By studying mutations in malignant T cells that cause lymphoma, the researchers at UC San Francisco (UCSF) and Northwestern Medicine identified a specific mutation that significantly enhanced the killing ability of engineered T cells. They inserted a gene encoding this unique mutation into normal human T cells, resulting in T cells that were highly effective at killing cancer cells without becoming toxic.
Engineered T cells have shown promise in immunotherapy, but they have limitations. Tumors create an environment that sustains themselves and redirects resources away from the immune system, making it difficult for regular T cells to target cancer cells. Additionally, engineered T cells can tire quickly against the tumor's defenses. To overcome these limitations, the researchers sought to give healthy T cells abilities beyond their natural capabilities. By incorporating the unique mutation found in malignant T cells, they were able to create T cells that were highly potent and non-toxic .
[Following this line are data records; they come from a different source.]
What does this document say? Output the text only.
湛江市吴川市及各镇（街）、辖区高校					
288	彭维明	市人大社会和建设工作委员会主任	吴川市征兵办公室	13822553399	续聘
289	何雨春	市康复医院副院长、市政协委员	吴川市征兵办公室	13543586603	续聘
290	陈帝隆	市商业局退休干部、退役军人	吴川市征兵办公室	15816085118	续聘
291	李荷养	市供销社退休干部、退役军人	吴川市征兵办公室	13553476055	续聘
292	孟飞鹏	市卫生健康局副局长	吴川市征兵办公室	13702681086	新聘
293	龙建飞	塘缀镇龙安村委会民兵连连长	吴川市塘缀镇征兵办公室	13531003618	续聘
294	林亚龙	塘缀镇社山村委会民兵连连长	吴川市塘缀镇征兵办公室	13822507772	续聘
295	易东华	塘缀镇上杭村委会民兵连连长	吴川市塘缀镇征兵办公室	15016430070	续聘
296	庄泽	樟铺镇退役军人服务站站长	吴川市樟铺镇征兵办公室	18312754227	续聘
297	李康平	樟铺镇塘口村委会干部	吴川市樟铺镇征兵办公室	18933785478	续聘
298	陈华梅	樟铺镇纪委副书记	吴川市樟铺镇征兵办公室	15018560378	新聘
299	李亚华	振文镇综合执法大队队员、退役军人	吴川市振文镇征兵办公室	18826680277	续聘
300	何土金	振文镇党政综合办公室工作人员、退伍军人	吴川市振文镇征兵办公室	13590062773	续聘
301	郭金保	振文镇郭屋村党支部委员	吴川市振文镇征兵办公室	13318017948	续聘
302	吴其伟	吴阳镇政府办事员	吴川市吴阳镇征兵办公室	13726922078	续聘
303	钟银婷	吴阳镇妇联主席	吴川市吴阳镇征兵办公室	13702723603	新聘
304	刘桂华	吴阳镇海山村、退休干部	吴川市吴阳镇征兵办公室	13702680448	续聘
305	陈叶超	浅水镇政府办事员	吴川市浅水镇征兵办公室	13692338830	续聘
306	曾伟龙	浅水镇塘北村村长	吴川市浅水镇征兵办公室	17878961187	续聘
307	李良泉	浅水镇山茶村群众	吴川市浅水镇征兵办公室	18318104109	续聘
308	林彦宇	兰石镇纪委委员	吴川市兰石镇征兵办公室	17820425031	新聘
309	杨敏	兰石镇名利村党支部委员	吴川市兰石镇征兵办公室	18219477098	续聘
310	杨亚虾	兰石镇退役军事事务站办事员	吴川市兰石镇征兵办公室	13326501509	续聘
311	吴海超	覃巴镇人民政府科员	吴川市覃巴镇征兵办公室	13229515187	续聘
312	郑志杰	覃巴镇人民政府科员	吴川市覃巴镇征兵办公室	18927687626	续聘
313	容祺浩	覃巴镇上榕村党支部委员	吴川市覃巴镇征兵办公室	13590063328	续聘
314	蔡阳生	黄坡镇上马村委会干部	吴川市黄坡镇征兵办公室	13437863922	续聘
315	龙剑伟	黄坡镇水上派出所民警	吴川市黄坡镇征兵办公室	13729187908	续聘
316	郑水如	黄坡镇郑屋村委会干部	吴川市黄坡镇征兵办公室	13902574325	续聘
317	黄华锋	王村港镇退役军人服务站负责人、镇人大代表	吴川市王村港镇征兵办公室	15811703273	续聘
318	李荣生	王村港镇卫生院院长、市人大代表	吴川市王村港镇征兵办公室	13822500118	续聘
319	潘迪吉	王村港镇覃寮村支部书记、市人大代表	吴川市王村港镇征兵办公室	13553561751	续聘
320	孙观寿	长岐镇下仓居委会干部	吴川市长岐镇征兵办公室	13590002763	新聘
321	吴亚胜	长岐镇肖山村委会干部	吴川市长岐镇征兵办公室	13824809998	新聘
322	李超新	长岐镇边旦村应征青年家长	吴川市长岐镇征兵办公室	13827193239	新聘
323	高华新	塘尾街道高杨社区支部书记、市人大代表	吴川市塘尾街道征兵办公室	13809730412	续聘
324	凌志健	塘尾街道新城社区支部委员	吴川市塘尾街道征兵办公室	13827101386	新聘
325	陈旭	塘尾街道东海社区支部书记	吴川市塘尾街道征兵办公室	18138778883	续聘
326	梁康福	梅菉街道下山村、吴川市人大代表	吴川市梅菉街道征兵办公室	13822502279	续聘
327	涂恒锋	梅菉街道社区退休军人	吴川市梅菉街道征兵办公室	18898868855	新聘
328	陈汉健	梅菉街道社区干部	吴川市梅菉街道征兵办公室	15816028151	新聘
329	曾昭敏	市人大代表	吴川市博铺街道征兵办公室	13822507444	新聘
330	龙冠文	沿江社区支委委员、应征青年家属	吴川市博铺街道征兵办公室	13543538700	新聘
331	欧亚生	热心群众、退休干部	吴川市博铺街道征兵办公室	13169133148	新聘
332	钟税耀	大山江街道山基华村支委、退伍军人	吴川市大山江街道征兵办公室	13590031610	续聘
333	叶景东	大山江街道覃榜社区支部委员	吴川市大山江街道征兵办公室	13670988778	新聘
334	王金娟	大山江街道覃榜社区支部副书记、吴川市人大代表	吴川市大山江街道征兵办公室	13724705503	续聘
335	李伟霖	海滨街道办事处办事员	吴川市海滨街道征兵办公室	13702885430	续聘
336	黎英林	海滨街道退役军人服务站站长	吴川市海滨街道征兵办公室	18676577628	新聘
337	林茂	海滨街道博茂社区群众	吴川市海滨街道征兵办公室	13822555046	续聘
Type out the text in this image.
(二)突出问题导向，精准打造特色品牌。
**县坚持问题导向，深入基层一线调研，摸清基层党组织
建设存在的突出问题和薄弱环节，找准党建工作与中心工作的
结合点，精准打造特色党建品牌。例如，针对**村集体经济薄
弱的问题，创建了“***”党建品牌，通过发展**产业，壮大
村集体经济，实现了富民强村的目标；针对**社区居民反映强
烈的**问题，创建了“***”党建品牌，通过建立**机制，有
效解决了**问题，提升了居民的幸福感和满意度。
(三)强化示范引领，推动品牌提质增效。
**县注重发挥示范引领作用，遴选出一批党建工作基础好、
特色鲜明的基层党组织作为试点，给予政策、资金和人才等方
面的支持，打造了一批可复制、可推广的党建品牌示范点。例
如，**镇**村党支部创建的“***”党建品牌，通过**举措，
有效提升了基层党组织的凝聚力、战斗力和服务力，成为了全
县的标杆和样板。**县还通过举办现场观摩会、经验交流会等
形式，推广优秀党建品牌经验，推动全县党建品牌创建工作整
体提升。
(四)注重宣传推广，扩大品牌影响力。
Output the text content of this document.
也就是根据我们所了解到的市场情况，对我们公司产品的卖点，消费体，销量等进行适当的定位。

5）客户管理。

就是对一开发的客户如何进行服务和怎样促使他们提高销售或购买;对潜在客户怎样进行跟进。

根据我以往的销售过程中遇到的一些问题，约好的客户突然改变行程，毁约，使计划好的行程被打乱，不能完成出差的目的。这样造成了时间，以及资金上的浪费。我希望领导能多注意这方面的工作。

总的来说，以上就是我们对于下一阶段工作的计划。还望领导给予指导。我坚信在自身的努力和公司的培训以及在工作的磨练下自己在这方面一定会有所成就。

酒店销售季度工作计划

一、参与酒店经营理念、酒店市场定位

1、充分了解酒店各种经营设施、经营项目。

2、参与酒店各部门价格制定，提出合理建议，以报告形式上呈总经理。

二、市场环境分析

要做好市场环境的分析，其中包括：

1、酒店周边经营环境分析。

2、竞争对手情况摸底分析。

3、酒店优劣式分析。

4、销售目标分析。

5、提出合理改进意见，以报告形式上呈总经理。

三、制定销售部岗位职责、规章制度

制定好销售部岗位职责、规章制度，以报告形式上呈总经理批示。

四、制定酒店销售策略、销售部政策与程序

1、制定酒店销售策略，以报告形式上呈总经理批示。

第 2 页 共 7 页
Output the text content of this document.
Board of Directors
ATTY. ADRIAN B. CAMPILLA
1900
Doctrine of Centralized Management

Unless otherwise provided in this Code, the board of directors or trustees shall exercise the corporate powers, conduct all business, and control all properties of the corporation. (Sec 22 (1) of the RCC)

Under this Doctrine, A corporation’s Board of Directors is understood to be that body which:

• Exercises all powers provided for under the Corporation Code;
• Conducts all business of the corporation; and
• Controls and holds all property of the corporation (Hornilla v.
The engineered T cells developed by the UCSF and Northwestern teams were able to kill tumors derived from skin, lung, and stomach in mice. This suggests that the technique has the potential to be effective against various types of cancer, not just blood and bone marrow cancers targeted by current immunotherapies. The researchers believe that their discoveries can be incorporated into treatments for many types of cancer, offering potential cures for heavily pretreated patients with poor prognoses.
The researchers have already begun working towards testing this new approach in humans. They are also building a new company called Moonlight Bio to further develop and realize the potential of their groundbreaking technique. The goal is to create a cancer therapy that can provide long-term immunity against cancer. The researchers see this as just the starting point and believe that there is much to learn from nature about enhancing T cells and tailoring them to different types of diseases .
This breakthrough has the potential to overcome the limitations of current immunotherapies and offer new treatment options for various types of cancer.